Linux and/or GNU developers all seem to pick one distribution or decide to create a new one, and in my opinion that disperses the power of thought.
It's almost as if they have the freedom to do what they need with the code. Who'd have thought, free software giving people the
freedom to do as they want. All you need is the time and desire to make it work how you need it. If you have the time and the desire, why would you want to use software that isn't perfectly suited to your needs. Perhaps more would get done if everyone worked on the same project, but then, at the end of the day, we'd have one product, that does one thing.
Take a look at Opera, there are 57 (!!!!!!! FIFTY SEVEN !!!!!) different opera versions needed for Opera to work on linux, and they don't even cater for all distributions available on distrowatch.
Do you know why? It's because Opera is closed source. All this precompiled binary stuff is only really in linux to help n00bs get to grips with it. At the end of the day OSS is about OSS, meaning it's default system is source code. It takes maybe 10 minutes to learn to use it, and is just as easy as anything else.

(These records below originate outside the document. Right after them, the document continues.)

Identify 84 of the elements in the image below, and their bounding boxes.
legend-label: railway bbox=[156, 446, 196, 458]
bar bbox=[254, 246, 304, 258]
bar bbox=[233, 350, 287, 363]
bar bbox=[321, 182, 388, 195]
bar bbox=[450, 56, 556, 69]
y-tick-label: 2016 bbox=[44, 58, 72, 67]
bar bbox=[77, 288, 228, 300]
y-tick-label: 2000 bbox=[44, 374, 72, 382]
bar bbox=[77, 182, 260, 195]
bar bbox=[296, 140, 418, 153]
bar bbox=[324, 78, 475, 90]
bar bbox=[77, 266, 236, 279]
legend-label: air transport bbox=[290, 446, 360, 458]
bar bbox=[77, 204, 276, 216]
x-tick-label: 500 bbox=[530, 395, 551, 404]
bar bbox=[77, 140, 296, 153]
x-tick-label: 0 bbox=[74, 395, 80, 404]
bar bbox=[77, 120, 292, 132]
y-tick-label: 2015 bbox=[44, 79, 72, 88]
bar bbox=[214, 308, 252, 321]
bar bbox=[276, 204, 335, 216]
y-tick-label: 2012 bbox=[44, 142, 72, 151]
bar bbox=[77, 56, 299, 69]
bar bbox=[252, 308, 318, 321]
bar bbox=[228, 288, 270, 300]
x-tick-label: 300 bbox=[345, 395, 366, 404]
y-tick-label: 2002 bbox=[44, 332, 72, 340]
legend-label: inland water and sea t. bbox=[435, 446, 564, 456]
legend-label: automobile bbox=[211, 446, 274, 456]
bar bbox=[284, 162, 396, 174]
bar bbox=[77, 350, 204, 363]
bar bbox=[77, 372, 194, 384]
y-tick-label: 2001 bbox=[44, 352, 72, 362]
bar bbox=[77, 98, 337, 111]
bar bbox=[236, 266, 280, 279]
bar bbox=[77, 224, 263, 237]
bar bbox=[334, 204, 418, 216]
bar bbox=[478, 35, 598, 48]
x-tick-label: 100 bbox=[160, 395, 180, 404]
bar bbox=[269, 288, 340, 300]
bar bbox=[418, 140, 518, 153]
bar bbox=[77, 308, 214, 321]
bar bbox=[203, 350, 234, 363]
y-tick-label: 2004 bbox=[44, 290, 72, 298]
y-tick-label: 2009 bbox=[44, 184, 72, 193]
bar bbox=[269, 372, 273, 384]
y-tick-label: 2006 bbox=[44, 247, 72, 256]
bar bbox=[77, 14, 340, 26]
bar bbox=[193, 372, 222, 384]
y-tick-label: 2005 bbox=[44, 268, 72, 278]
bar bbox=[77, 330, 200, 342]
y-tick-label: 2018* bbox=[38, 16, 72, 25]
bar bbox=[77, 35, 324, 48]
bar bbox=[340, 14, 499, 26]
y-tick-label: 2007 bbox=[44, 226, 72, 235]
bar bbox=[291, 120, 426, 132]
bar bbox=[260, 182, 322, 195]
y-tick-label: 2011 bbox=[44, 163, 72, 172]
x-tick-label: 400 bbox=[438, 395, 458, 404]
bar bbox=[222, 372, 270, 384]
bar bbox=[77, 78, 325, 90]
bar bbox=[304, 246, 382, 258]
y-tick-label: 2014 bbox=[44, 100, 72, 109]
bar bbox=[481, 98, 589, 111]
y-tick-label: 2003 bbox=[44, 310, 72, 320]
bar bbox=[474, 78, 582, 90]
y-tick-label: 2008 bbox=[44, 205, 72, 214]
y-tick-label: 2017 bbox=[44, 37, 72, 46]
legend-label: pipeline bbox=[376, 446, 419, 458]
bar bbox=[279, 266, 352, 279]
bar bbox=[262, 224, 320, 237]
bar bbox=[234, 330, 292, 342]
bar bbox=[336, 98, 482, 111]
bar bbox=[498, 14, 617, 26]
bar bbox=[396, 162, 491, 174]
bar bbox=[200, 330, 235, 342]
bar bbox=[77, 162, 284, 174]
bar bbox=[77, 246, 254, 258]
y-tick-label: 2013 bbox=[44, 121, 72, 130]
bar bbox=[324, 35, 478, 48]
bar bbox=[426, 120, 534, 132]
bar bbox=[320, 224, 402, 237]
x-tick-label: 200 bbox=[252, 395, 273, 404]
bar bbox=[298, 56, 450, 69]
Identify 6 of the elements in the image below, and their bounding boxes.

All you need to do is switch from the idea of a nanny OS hiding everything from you and doing everything for you to the idea of an OS where you do what YOU want.

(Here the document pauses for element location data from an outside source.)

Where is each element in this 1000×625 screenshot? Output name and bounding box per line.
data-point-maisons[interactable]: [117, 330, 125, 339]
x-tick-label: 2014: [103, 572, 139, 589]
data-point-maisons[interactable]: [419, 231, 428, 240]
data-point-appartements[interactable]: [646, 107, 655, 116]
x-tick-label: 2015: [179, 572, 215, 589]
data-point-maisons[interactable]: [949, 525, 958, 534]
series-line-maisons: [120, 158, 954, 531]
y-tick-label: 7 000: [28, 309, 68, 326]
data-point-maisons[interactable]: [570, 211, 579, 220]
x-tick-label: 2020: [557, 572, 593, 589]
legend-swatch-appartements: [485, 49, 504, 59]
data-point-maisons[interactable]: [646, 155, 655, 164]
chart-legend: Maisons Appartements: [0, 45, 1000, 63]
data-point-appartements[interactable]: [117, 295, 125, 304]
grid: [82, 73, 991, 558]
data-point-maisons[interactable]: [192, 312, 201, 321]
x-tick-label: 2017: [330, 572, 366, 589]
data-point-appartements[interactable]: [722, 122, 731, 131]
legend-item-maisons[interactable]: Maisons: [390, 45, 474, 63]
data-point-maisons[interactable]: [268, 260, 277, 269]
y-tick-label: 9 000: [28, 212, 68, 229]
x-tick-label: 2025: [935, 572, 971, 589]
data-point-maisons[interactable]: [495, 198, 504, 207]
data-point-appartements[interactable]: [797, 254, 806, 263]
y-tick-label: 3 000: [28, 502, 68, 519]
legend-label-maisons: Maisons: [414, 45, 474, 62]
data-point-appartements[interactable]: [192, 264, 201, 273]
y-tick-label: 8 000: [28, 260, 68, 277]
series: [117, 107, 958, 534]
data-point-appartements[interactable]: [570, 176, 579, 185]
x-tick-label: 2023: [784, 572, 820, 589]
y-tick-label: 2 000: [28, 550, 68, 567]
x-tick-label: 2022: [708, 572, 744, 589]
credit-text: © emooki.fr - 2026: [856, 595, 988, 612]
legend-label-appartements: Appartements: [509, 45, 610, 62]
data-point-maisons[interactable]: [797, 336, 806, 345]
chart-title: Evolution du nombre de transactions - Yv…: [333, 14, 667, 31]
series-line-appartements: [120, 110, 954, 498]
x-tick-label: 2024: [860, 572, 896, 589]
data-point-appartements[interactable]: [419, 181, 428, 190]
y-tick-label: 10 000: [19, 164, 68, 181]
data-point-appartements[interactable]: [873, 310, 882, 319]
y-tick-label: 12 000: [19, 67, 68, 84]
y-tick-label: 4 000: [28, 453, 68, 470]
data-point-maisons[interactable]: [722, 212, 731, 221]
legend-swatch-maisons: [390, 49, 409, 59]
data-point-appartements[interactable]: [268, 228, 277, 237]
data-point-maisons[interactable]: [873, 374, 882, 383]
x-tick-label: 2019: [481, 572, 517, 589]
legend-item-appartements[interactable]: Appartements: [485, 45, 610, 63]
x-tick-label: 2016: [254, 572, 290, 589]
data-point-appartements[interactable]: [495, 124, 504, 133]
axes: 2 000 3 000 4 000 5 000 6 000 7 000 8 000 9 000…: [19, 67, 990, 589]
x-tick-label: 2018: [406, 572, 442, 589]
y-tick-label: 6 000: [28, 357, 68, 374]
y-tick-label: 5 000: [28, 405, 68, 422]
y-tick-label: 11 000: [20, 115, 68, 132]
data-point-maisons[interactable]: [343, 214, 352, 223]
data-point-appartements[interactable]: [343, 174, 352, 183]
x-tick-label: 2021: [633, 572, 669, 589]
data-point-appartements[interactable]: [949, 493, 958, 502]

I have embraced the linux world back in December 2003, and I still think it is worthwhile to have an open source alternative to Windowz, yet I get tired of the stumbling.
I hate to say this, I feel like I'm having a go at you, which I'm not, but learn to run. I've been using linux for a lot less time than you, and I haven't had the troubles you've had, because I realised early on how something like the FSM has to work, and that you simply can't have everything handed to you on a plate. America didn't simply decide one lazy afternoon to be free, they had to fight for it. Don't you think it was worth it though?
Other examples:
I cannot consult my messages in Skype under linux. That really sucks professionally speaking.
Today I wanted to install Miro (former Democracy player). Even for the major distributions there were still plenty of bugs and installation issues one would have to resolve by oneself.
Take it up with the skype developers. Anyway, it's yet another closed source app.
So, you think it would be better if it was closed source, or a windows app? Bugs happen. Always. The beauty of OSS is that it lets you fix them, or at least tell others about them, and have the fixed.
So: who is going to take the lead in this and decide to quit working on some ego project and start working on one of the major distributions like Debian and Gentoo and Fedora and one source based distro. Let there be one distro for each type of package: one RPM based distro (Fedora), one DEB based distro (Debian), one tar.gz based distro and one source based distro. Amen and inshala.
I really don't think you get this. The FSM isn't about 'sticking it to the man', or getting things without paying for them. It's not about the knight in shining armour gallantly using his open source sword to rid the world of the evil Dr. Gates *maniacal laughter + thunder clap*
It's about freedom. It's about allowing people to do a they please. Freedom like this doesn't come easily, often people have to work long and hard to make things work just the way they want to, but they
can!
You're also free to use closed source software, even propriety software like windows. We might not agree, at all, that you should, but we give that freedom too.